Эскадрон их проехал рыночную площадь и пошел далее на улицу к противоположному выезду из города. Вся улица вплоть до домов занята была скучившимися рядами улан, так что Дуровой приходилось держаться почти у самых заборов и стен домов. Проезжая мимо одного каменного двухэтажного дома, она услышала какой-то стон наверху и подняла голову: на балконе этого дома стояла - Надя Кульнева! По щекам ее текли слезы... "Господи! Господи!" - громко стонала она. Когда Дурова взглянула на нее, девушка, всплеснув руками, страстно заговорила: "О! благослови вас Бог... Спаси - о! спаси ее, Господи!" - и она порывисто несколько раз перекрестила девицу-кавалериста.
Дурова, бледная, усталая, убитая горем, чувствовала, как краска стыда залила все ее лицо до ушей и потом снова сбежала со щек.
Что-то пролетело, свистя в воздухе, и с треском упало за забором... Послышался детский крик, и чьи-то слабые стоны...
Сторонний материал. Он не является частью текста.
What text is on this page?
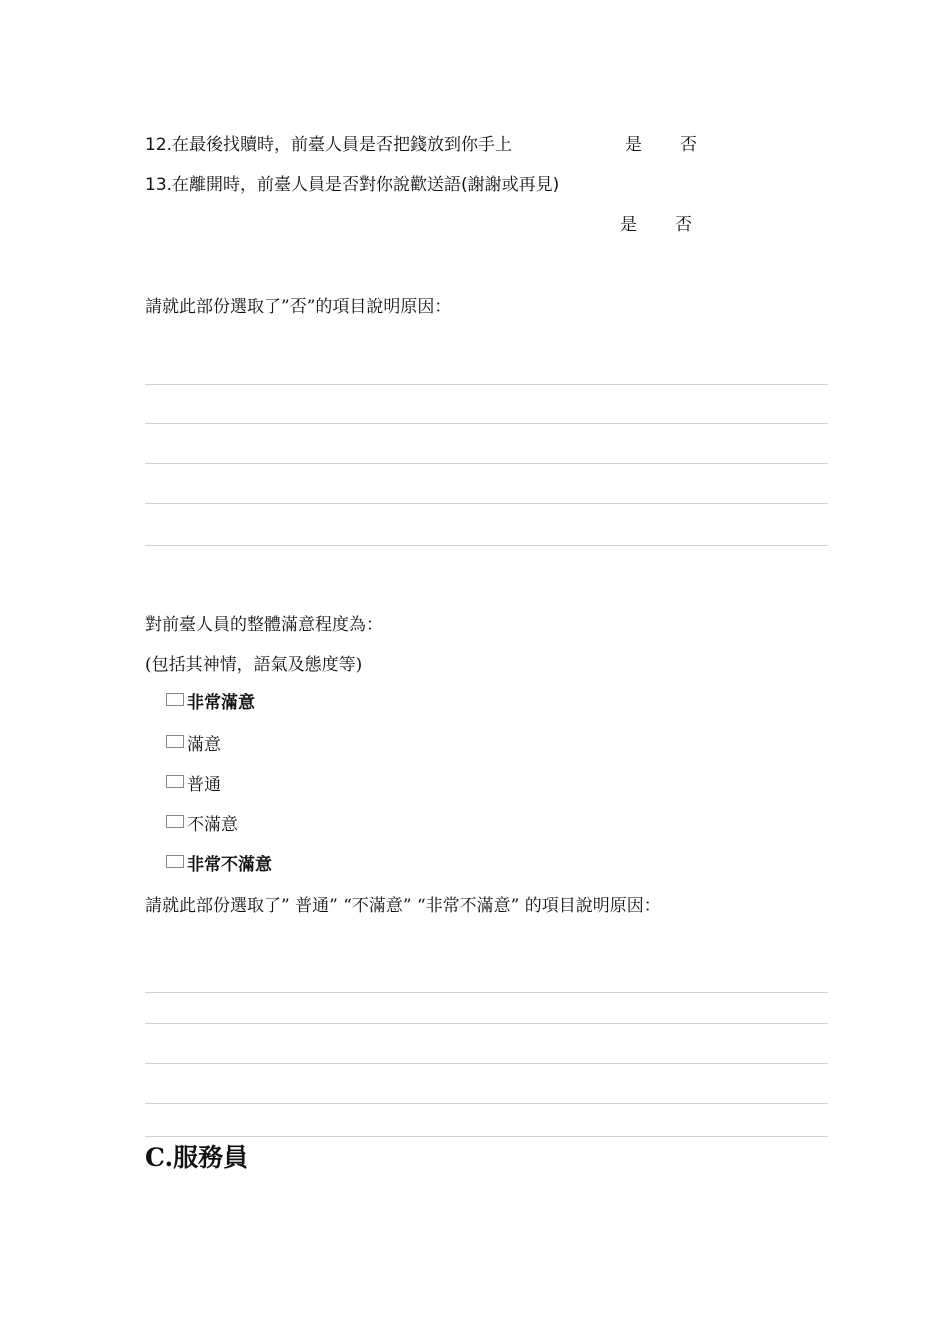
12.在最後找贖時，前臺人員是否把錢放到你手上	是 否
13.在離開時，前臺人員是否對你說歡送語(謝謝或再見)
是 否
請就此部份選取了”否”的項目說明原因：
對前臺人員的整體滿意程度為：
(包括其神情，語氣及態度等)
非常滿意
滿意
普通
不滿意
非常不滿意
請就此部份選取了” 普通” “不滿意” “非常不滿意” 的項目說明原因：
C.服務員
На конце улицы из дверей аптеки показалась чья-то обвязанная платком голова на гусарском теле - мундир мариупольца. Из-под платка круглое, красное лицо гусара смотрит совсем бабьим, мещанским. Обвязанная голова бросается к Дуровой, со стоном, хватает ее за стремя и припадает лицом к колену девушки...
- Алексаша! что ж это! милый мой!.. О, Господи! оо! - все пропало!.. наш полк перебит до половины... и Денис - милый мой! Денисушка! пропал - а мы отступаем - бежим - ох - ооо!
Это был раненный в голову Бурцев. Он плакал как баба, припав к седлу Дуровой.
8
Известие о битве под Смоленском и о потере русскими этого города произвело сильное, хотя не совсем одинаковое впечатление на Москву и Петербург и вызвало в той и другой столице сильную, хотя опять-таки не совсем одинаковую патриотическую сенсацию и деятельность. И в Москве, и в Петербурге патриотическое движение проявилось жаром благотворительности и порывом приносить жертвы: в Москве - по обыкновению тулупами, валенками, сапогами, рукавицами и шапками в пользу раненых, хотя стояло еще жаркое лето, - затем калачами и молебнами с колокольным звоном; в Петербурге - всевозможными увеселениями в пользу убитых и их семейств, концертами, публичными гуляньями с базарами и изгнанием из гостиных французского языка, - причем это последнее было особенно большою жертвою для петербургского света, ибо в нем те, которые были необыкновенно умны и образованны по-французски, нередко оказывались набитыми дураками и дурами по-русски.